Dans la soirée de ce lundi 23 septembre, un acte de justice populaire s’est illustré dans un contexte de violence et d’insécurité, au cœur du quartier Virunga de Goma.
Tard la soirée, un vendeur de crédits téléphoniques, paisiblement installé près du marché Virunga, a été la cible d’une attaque audacieuse orchestrée par un groupe de malfaiteurs motorisés. L’agression a laissé la victime gravement blessée, victime de plusieurs tirs d’arme à feu.
Les témoins de cette tragédie rapportent que les assaillants ont réussi à dérober des sacs remplis d’argent ainsi que d’autres effets personnels, abandonnant leur victime dans un état critique. Dans un retournement inattendu, l’un des braqueurs a chuté de sa moto pendant leur fuite, laissant derrière lui une partie du butin mais aussi son arme de poing, de type AK-47. Ce moment de chaos a suscité une réaction immédiate de la part des passants, qui, animés de colère, ont entrepris de se faire justice eux-mêmes.
« La population n’a pas voulu attendre les forces de l’ordre. Elle a agi rapidement », a déclaré un témoin, mettant en lumière le désespoir ambiant face à l’incapacité des autorités à garantir la sécurité des citoyens. Opérée par des frustrations accumulées, la foule en émoi a lynché le présumé braqueur, remportant une victoire, d’une ironie saisissante, contre l’insécurité qui règne en maître dans leur quartier.
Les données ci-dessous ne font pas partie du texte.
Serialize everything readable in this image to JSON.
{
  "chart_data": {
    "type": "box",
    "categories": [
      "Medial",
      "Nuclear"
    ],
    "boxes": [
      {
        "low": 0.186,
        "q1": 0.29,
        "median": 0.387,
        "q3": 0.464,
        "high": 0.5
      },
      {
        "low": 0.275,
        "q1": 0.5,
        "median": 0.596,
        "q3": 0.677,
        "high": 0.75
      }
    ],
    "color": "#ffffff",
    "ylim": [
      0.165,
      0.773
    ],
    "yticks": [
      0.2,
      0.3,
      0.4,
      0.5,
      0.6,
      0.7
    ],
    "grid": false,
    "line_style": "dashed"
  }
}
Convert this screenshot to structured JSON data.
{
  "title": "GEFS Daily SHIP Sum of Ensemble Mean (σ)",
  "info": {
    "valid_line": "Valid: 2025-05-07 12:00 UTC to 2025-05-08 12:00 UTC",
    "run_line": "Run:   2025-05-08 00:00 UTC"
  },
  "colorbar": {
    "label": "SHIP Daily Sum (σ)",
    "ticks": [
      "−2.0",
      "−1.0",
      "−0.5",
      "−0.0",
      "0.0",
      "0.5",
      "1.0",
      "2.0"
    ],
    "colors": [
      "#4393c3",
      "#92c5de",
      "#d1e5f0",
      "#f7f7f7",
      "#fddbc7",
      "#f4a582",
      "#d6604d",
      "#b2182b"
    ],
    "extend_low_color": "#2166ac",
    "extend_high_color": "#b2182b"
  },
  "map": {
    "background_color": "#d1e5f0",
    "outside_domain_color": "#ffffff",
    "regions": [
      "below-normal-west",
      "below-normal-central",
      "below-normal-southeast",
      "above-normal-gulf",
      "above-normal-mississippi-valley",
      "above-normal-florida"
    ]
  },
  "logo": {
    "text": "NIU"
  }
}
Ce lynchage est intervenu dans la même journée où les habitants de ce quartier pleuraient le corps sans vie d’une fillette de douze ans, kidnappée quelques jours plus tôt et retrouvée sans vie dans le même secteur. Cette tragédie a exacerbé la peur ambiante, attisant une colère déjà sourde au sein de la population, constamment en proie à l’incertitude et au désespoir.
« Nous sommes fatigués de vivre dans la peur. Nous voulons des mesures concrètes contre la criminalité », a exprimé un habitant, illustrant le désespoir grandissant face à l’absence de sécurité. Les appels à un renforcement de l’état de siège se multiplient, mais la méfiance envers les institutions censées protéger les citoyens persiste, alimentée par la crainte que les promesses de protection demeurent vaincues par l’inefficacité.
Dans une ville où le quotidien est devenu synonyme de survie, le spectacle d’une justice expéditive soulève de profondes interrogations sur l’état de droit et la place des forces de l’ordre dans la lutte contre l’insécurité. Alors que la population se mobilise pour défendre sa sécurité, le défi reste de parvenir à une solution pérenne à cette spirale de violence qui menace de plonger le quartier Virunga dans une anarchie désespérante.